Taken together, the 10 capital projects will cost more than $263 million when completed. None of that expense comes from state-appropriated capital funding, but is being paid for with gifts, institutional funds and borrowing.

Faculty Hiring Plan

University President Tim Killeen told trustees that the administration is developing plans for adding hundreds of new faculty on all three campuses over the next five years.
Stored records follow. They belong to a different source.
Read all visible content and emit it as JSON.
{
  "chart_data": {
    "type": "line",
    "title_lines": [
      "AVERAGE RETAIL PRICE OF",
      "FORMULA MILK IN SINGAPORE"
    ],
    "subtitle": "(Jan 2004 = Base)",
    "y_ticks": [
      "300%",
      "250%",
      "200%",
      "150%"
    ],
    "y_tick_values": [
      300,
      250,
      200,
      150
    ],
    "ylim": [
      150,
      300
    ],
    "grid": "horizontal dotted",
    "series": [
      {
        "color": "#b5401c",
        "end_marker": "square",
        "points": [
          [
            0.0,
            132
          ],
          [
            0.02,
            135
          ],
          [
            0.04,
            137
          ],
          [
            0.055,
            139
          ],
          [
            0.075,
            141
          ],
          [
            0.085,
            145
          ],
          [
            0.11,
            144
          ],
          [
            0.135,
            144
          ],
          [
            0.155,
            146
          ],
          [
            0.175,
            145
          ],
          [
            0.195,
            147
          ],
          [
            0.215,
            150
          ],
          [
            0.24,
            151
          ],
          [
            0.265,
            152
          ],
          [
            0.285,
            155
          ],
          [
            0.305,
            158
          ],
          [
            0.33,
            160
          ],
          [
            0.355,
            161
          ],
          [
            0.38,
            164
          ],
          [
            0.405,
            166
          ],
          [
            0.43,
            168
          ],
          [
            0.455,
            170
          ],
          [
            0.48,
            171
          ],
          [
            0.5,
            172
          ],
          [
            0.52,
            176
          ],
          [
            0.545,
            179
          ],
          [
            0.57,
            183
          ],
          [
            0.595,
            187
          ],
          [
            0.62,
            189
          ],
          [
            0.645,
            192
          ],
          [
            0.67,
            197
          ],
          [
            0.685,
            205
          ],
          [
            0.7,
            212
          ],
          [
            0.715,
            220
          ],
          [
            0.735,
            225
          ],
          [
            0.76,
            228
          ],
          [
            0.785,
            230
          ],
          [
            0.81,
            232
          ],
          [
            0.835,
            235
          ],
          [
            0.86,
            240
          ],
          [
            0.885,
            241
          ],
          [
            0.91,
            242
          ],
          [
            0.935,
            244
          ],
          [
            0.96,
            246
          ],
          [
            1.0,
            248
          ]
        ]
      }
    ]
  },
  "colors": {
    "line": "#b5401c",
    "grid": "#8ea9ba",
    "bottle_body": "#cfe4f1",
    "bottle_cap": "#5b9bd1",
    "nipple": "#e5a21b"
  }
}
The university is trying to catch up, after hiring was limited for two years, due to the state budget impasse.

According to a university news release, Killeen says that due to the uncertainties in state funding, the U of I’s system-wide enrollment increased about 7 percent over the last five years, while faculty number increase by just over 2 percent.

Killeen says the University of Illinois is in a good position to make a major investment in faculty, because of the efforts made during the budget impasse to hold down expenses, followed by growing revenues due to restored state funding and tuition from increased enrollment.

Killeen says the new faculty hiring plan should be completed by later this year.

New Trustee

Trustees installed Sanford “Sandy” Perl of Glencoe as the newest member of the University of Illinois Board of Trustees Thursday, pending confirmation by the Illinois Senate.

Governor Bruce Rauner’s appointment of Perl to a six-year term earlier this week fills the last vacancy created on the board when the terms of Patricia Brown-Holmes, Ricardo Estrada and Karen Hasara ran out in January, 2017.

The 52-year-old Perl graduated from Urbana-Champaign in 1987 with a degree in accountancy, and earned his law degree from the University of Michigan. Perl is a partner at the international law firm, Kirkland & Ellis LLC in Chicago. He joins Chicago private equity investor Donald Edwards and Champaign physician Stuart King as the newest trustees appointed by Gov. Rauner to oversee the University of Illinois.